The media is catching up to something readers here have known for a while: digital media sales are slumping, caused by a number of things, but slumping, nonetheless. In July, the Association of American Publishers stats for Q1 of this year showed trade eBook sales down 7.5 percent, with print sales up a tick, though essentially flat (hardbound down, paperback up). Their latest stats show eBook sales through June down 10 percent.
Those who have an interest in promoting print over digital seemed to rejoice. But as anyone who bet against the web should know, believing digital publishing is somehow a fad will be a bad bet.
First, it has always been the case that readers have preferred print, at least in comparison to the kinds of digital products they have been presented to date. The earliest studies, conducted by companies heavily invested in digital, showed that the number one preferred platform for books and other published materials was print. There is good reason for this: print is portable, convenient, and easy to read.
Studies also revealed that while readers hated those Flash flipbooks, they were open to reading on tablets and smartphones, and this is where we have seen growth the past few years.
Second, a lot of digital publishing efforts today are embarrassingly bad. Whether we are talking about ePub books or replica edition newspapers and magazines, many publishers look at digital as just another distribution channel for print, not as an original publishing platform. One simply can’t compare a high quality printed book or magazine to a poorly converted digital product.
Third, just as print books and magazines took a major hit when Borders and other distribution channels shutdown, so too has digital been hit by Apple’s failure to maintain the Newsstand or promote the iBooks Store. Google, meanwhile, has not stepped up to replace Apple as the leading sales outlet (ahead of Amazon for newspapers and magazines, but far behind in eBooks). (Though with the acqui-hire of some of the Oyster team, this may be changing.)
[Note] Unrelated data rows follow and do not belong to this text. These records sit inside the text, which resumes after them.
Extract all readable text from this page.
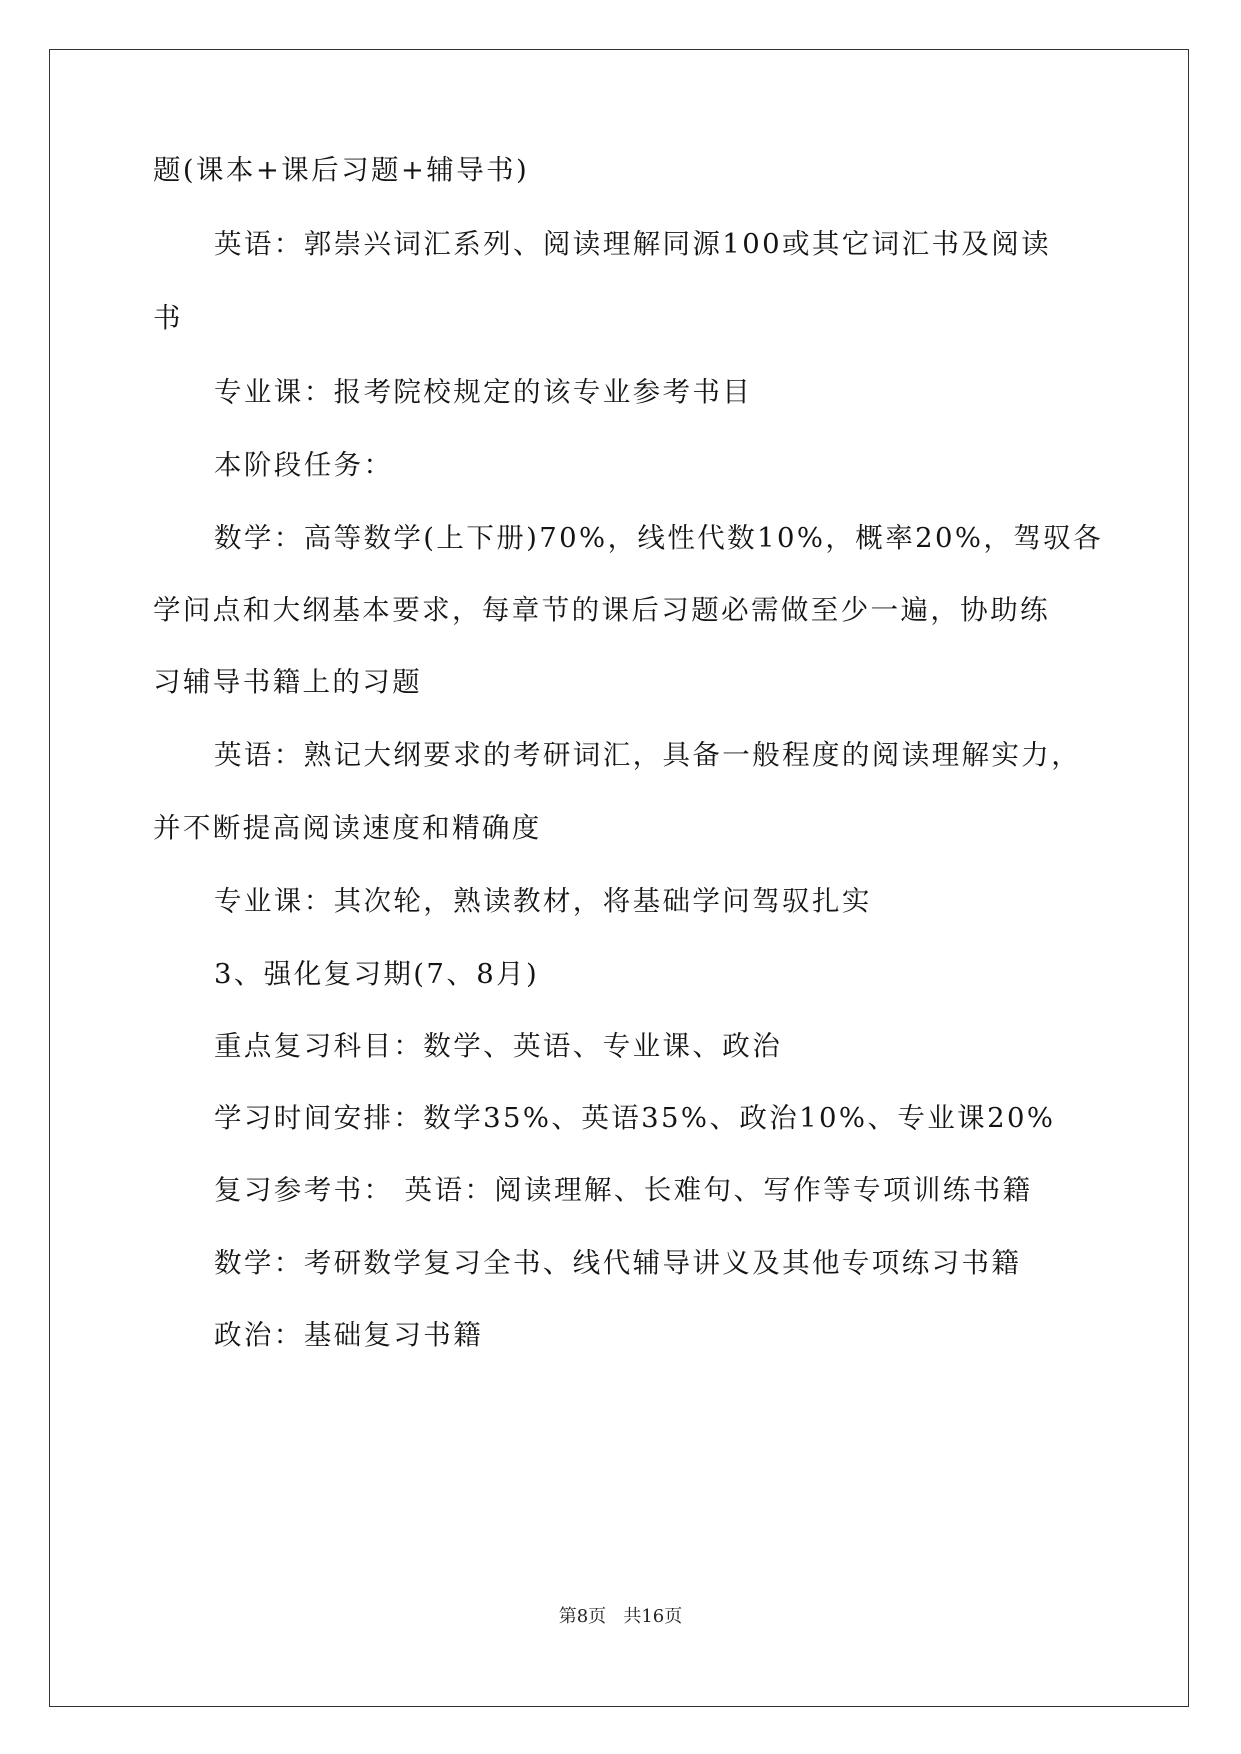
题(课本+课后习题+辅导书)
英语：郭崇兴词汇系列、阅读理解同源100或其它词汇书及阅读
书
专业课：报考院校规定的该专业参考书目
本阶段任务：
数学：高等数学(上下册)70%，线性代数10%，概率20%，驾驭各
学问点和大纲基本要求，每章节的课后习题必需做至少一遍，协助练
习辅导书籍上的习题
英语：熟记大纲要求的考研词汇，具备一般程度的阅读理解实力，
并不断提高阅读速度和精确度
专业课：其次轮，熟读教材，将基础学问驾驭扎实
3、强化复习期(7、8月)
重点复习科目：数学、英语、专业课、政治
学习时间安排：数学35%、英语35%、政治10%、专业课20%
复习参考书： 英语：阅读理解、长难句、写作等专项训练书籍
数学：考研数学复习全书、线代辅导讲义及其他专项练习书籍
政治：基础复习书籍
第8页   共16页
One could also point to declining tablet sales as a cause of sales declines, but as smartphones have grown larger many readers have begun using their smartphone as a reading device. Several publishers have publicly stated recently that they are targeting smartphone readers more and more, understanding that in some ways the tablet and smartphone market are merging into one digital device market.
But sales to the public of digital media, eBooks and other digital publishing products, are only part of the picture. All the while eBooks and digital magazines continue to grow inside libraries – public and corporate – and in education. The advantages of digital, including nearly unlimited selection, ease of storage, and on-demand access, mean that digital publishing is superior to print in many ways that are important in these segments of the market.
Additionally, print remains a marginally profitable business. Many newspapers and magazines continue to struggle to turn a profit, while US book publishers have to live in fear that yet another of the big retailers may go out of business (or at least severely shrink).
The somewhat better outlook for independent booksellers probably has less to do with a radical shift in consumer buying habits than a result of fewer big box bookstores. Plus, consumers never rejected independent bookstores so much as preferred the kinds of selection often found in bigger retail outlets. Take that option away and the small retailer ends up benefiting. Besides, book and magazine readers have always loved their local retailers, even if they have also loved getting discounts elsewhere.
But the future of digital publishing of books, magazines and newspapers is probably not in the hands of traditional publishers. The best work in digital, despite claims by the publishers themselves, is not coming out of Meredith, or Penguin, or the NYT, but from new independent publishers who are thinking digital first.
For the past five years traditional print publishers have given mostly lip service to their digital media work, knowing investors will demand that they talk up digital, all the while making it hard to produce profitable digital print products. How many big magazine publishers, for instance, created sales teams to grow revenue inside their digital editions? How many book publishers began designing and publishing new works digitally first and print second?
Despite declining eBook sales, the segment still is around 85 percent the size of the paperback market. Five years ago that would have seemed enormous. What has proved disappointing to some is that eBook sales have not already surpassed that of paperbacks or hardbacks. But a big factor in the early rise of eBooks was pricing: eBooks were simply far cheaper than that of the print edition, but no longer.
One sees this even at Amazon. Its number one “Fall Blockbuster” book is Diary of a Wimpy Kid: Old School by Jeff Kinney, due out in November. One can pre-order the Kindle edition for $7.52, or the hardcover for $7.92 – which would you choose?
It is easy to love print over digital when price is taken out of the equation, and the print edition is lovingly designed and print, while the digital edition is merely an ePub (or PDF replica). There is simply no comparison. But if both products were priced factoring in the actual costs to produce and distribute the products, if both products were designed to produce the best possible reading experience, then one might see readers make different choices than they do today.